He built it 30 years go, and they still come

Harkening childhood baseball memories
Thu, 07/18/2019 - 4:30pm
Category: 

My father said to me, “Have you seen this movie ‘Field of Dreams’? It’s really good; you should see it.”

I knew the film would resonate with my father, but I was wondering why he mentioned it to me. It wasn’t something he did very often, as we haven’t always been so forthcoming, or open with each other.

I watched the movie and understood; it’s a father and son thing, the sharing of a rite of passage, a commonality. It’s about the difficulty fathers have talking, or communicating, with their sons.

There’s also something transcendent about baseball, the smell of the grass, the feel of a brand new baseball, or a leather glove. Of course, fathers and sons always seem to gravitate to playing catch, it’s just a natural thing to do instead of speaking with each other.

When I was growing up we called it “hardball.” It wasn’t baseball, it was hardball, and had a serious connotation. It embodied everything that “once was good,” as the line from the movie says, especially in describing what were simpler times in pastoral America.

The most famous line from the film is: “If you build it, he will come.” Those words are spoken by a whispery sounding voice to farmer Ray Kinsella in his cornfield. After some contemplation, it leads Kinsella to make a decision on a whim that changes the course of his life.

I think the reason my father enjoyed the movie is that he associated with Kinsella, who was played by Kevin Costner. Kinsella, who hears the voice and then plows under his corn to build a baseball field, is portrayed as a liberal hippie, who drives a Volkswagen van, the same type my father drove. While Kinsella drove his van to Boston to meet an author, Terrance Mann (James Earl Jones), my father took his to New York to transport performers appearing at his club called The House of Pegasus in Fort Lauderdale, Florida.

The House of Pegasus was a proving ground for musicians, like Phil Ochs, members of groups, such as the Mamas and the Pappas, soap star Gloria Loring, who could belt out a tune, and comedian George Carlin, among many others. My parents became friends with some of them, and indulged in what the turbulent 60s had to offer, which my mother claims played a role in the demise of their relationship.

I fell in love with baseball at a young age the first time my father took me to Fenway Park to see the Red Sox play, something we did routinely. Kinsella takes Terrance Mann to Fenway, which leads them on an unlikely journey to find Moonlight Graham, an elderly doctor who once had big league dreams and aspirations.

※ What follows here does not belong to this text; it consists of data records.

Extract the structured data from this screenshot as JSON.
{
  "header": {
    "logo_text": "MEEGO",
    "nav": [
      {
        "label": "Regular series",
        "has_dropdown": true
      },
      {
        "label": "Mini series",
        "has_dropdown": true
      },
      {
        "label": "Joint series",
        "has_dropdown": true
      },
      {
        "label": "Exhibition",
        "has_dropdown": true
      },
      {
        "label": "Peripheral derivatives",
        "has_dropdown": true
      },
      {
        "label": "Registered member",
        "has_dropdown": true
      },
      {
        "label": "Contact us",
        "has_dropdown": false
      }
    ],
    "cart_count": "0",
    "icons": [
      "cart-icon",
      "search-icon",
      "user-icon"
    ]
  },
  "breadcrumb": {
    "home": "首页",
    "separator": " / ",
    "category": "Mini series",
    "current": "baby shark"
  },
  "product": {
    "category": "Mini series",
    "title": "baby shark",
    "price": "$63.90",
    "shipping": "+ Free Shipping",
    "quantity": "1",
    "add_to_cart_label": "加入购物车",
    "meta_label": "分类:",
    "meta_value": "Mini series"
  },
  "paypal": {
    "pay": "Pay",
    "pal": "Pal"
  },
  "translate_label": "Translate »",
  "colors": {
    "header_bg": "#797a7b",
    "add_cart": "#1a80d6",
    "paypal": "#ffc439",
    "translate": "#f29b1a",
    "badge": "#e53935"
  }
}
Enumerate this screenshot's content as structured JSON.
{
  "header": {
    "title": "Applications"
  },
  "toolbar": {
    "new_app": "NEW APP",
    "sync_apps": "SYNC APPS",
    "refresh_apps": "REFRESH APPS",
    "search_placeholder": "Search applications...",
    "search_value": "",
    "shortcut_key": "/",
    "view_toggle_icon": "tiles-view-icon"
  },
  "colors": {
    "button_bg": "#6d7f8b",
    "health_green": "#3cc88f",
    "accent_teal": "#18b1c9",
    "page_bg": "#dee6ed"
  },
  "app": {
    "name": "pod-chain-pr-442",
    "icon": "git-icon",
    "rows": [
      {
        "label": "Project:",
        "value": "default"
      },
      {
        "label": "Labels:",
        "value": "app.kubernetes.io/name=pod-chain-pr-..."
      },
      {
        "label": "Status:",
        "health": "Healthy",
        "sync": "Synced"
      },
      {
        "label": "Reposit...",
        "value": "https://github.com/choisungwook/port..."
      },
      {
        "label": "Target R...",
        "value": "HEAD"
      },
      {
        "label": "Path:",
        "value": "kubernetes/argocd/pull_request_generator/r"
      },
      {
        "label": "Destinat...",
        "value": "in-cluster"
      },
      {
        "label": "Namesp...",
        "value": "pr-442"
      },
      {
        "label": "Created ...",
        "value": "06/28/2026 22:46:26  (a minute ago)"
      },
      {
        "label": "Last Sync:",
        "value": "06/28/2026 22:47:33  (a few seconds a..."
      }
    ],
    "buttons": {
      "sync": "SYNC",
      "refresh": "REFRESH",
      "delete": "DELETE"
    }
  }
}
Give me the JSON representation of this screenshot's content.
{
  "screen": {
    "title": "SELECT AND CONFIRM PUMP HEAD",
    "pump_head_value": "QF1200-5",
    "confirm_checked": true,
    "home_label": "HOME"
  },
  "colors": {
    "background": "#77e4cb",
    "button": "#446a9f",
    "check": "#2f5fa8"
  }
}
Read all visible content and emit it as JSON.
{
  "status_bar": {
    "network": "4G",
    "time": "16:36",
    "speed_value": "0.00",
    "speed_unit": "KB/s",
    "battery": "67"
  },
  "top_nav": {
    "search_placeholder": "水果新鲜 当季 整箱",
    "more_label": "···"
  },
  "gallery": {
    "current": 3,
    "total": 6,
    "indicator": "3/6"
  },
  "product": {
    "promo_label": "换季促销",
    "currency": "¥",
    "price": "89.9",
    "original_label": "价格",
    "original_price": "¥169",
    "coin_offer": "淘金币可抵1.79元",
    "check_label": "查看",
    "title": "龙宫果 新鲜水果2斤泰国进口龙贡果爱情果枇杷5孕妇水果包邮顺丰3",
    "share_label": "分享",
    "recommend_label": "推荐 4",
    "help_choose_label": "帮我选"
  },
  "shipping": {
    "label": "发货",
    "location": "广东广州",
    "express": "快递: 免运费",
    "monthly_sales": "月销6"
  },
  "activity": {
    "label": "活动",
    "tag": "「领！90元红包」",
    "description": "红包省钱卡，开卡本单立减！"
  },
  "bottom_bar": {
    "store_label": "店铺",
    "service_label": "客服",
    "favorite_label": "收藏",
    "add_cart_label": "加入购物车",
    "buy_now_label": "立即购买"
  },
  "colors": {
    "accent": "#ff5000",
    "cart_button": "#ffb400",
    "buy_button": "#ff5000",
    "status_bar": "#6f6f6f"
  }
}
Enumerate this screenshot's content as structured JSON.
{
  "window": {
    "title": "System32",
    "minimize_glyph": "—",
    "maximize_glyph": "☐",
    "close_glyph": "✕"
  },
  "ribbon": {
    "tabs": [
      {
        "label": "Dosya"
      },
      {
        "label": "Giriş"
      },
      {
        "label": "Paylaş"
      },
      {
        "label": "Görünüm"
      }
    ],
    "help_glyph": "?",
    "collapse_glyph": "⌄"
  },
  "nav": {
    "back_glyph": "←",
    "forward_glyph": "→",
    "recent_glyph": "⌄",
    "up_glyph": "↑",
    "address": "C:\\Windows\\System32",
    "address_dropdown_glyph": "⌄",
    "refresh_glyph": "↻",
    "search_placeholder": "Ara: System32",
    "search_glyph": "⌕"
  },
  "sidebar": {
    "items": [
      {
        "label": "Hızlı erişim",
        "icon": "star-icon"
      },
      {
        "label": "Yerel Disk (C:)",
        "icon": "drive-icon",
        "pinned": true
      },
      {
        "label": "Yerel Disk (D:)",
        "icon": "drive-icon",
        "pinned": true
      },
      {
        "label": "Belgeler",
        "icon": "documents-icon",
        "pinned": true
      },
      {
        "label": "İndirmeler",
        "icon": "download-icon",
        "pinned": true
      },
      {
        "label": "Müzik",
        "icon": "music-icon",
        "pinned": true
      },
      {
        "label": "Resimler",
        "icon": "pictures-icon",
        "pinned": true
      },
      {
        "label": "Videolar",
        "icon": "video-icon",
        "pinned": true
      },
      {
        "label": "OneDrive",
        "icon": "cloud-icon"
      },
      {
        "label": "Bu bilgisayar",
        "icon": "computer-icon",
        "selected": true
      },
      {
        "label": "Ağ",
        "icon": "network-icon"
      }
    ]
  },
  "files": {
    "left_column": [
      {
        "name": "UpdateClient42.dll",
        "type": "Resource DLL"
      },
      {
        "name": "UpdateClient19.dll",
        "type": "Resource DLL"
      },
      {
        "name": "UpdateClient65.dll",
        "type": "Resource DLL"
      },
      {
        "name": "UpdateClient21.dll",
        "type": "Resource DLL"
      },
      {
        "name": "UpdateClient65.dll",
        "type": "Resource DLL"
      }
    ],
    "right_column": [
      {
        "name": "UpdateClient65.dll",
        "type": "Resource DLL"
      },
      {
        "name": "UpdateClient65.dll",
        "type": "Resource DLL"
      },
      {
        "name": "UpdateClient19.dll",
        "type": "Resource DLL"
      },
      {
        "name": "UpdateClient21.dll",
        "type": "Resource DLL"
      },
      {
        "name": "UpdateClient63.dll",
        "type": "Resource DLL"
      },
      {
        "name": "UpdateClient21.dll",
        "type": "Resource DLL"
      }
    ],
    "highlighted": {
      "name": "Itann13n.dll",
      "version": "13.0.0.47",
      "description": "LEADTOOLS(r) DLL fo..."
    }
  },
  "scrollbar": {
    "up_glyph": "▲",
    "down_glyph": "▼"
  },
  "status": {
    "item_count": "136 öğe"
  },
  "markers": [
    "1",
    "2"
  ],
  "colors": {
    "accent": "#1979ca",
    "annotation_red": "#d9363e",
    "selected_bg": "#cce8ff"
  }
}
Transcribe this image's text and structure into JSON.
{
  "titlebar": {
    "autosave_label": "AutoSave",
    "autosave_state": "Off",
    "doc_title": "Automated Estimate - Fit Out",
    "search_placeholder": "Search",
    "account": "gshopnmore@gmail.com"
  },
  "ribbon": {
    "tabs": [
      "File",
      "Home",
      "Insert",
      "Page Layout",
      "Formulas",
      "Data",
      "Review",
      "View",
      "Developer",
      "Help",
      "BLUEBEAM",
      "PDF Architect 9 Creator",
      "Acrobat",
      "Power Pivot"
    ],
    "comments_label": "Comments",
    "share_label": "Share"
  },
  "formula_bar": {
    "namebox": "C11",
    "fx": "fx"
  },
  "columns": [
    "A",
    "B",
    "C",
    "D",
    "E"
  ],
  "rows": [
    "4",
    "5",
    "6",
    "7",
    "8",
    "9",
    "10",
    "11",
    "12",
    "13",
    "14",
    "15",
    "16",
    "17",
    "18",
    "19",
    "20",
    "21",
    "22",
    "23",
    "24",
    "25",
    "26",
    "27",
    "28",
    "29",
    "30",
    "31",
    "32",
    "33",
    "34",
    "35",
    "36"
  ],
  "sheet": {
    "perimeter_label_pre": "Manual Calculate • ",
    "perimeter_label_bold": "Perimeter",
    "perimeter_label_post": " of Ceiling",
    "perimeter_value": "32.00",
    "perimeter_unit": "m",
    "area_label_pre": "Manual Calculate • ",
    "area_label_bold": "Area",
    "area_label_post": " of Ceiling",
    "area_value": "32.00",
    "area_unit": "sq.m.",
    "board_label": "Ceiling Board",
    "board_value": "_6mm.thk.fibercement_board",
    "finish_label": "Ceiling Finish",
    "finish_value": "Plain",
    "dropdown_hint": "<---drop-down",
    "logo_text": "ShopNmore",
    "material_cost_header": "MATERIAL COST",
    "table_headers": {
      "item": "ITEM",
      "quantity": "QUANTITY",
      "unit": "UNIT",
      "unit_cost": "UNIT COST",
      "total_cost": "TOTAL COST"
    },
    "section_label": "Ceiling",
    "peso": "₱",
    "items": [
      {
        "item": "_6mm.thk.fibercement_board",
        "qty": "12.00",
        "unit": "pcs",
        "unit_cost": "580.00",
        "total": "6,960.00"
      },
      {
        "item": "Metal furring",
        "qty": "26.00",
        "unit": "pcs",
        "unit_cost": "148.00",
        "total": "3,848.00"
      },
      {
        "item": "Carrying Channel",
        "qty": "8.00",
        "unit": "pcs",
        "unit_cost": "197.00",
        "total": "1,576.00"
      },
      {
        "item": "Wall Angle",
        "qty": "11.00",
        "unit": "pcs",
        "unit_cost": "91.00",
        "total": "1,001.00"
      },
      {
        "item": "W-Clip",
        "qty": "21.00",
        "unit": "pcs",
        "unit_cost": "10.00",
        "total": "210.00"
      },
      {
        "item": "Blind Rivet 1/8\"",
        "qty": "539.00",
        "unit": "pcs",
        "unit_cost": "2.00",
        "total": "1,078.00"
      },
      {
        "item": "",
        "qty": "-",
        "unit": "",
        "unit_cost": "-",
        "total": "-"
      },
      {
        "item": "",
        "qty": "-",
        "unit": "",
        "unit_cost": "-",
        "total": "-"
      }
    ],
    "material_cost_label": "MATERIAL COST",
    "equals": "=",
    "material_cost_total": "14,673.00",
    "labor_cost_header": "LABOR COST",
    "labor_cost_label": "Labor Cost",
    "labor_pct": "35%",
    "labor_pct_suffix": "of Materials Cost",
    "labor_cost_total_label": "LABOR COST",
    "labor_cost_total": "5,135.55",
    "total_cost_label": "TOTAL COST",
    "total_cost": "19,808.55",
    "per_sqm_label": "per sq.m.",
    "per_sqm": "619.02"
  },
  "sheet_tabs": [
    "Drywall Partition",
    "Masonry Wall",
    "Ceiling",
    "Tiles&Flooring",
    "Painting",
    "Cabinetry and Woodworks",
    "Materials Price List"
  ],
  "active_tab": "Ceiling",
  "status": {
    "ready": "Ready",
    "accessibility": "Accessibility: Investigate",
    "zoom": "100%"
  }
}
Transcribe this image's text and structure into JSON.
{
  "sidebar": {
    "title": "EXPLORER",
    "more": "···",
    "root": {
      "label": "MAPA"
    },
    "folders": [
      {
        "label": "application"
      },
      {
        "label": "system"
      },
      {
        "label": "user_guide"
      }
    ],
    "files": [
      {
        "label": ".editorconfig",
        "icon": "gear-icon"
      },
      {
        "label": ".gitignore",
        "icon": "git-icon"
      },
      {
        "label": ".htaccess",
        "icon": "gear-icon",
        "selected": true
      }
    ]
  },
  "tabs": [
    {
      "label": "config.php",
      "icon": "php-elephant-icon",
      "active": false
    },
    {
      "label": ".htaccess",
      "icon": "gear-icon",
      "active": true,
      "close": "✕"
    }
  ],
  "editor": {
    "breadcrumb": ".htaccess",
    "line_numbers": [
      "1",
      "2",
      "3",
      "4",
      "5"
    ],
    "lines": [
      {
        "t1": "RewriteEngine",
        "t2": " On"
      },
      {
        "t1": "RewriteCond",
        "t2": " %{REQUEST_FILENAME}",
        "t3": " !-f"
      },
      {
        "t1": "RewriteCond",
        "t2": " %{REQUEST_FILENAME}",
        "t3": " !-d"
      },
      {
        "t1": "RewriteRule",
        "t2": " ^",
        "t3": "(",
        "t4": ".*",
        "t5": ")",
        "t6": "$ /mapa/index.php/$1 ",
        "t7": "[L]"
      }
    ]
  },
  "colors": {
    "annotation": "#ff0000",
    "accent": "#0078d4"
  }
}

I had my own big league aspirations. Unfortunately, they were cut short by an arm injury. I took the sport seriously, training diligently, tossed a no-hitter in high school, and earned an invitation to spring training with the Red Sox.

I remember my father’s religious attendance at my baseball games, watching from behind the backstop, never from the stands. Some people mistook him for a baseball scout, since he was always puffing on a cigar.

Playing organized baseball was great, with the uniforms and everything, but one thing I loved was playing backyard-style baseball with my neighborhood friends. The writing of this story was sparked by the Murphy family who played some backyard-style baseball at Heinz Field last week. The Times published a story about it, which can be found here: https://bit.ly/2O7ndCW.

As for “Field of Dreams,” the most memorable scene in the movie is when Ray’s father, John, arrives at the baseball field, and father and son play catch.

“It’s so beautiful here — for me it’s like a dream come true,” says John. “Is this heaven?” he asks.

Ray replies, “It’s Iowa.”

“I could have swore it was heaven,” says John.

“Is there a heaven?” asks Ray.

“Oh yeah,” says John. “It’s the place dreams come true.”

Ray looks around the field, then over at his wife and daughter sitting on the porch swing, before turning back to his father. “Maybe this is heaven,” he says. A moment later, he asks his “dad” if he wants to have a game of catch. It’s a tearjerker of a moment.

While Ray and his father play catch under the lights, headlights from a line of cars approaching are seen off in the distance, bringing people to the field. The inference is that Ray’s actions to build the baseball field were not inane, and they would bring prosperity.

Proving that point in reality, not fiction, is that Becky and Don Lansing, owners of the Lansing Farm in Dyersville, Iowa, where the field is located, turned the site into a successful tourist attraction. In October 2011, a company called Go the Distance Baseball purchased the property to maintain the operation. (fieldofdreamsmoviesite.com/.)

The house that was used in the movie, can be rented per night. Go the Distance hosts events, including the Ghost Players, formed by nearby resident farmer, Keith Rahe, who play baseball on the field. On June 15, Go the Distance celebrated the movie’s 30th anniversary on the property.

It’s hard to believe when the film was released in April of 1989, it earned a pedestrian $531,346 during its opening weekend at the box office. It would go on to gross $84,431,625 worldwide.

The message is simple: follow your dreams, no matter how big or small.

If you build it, who knows, you may get to toss the ball around, and make some cherished memories.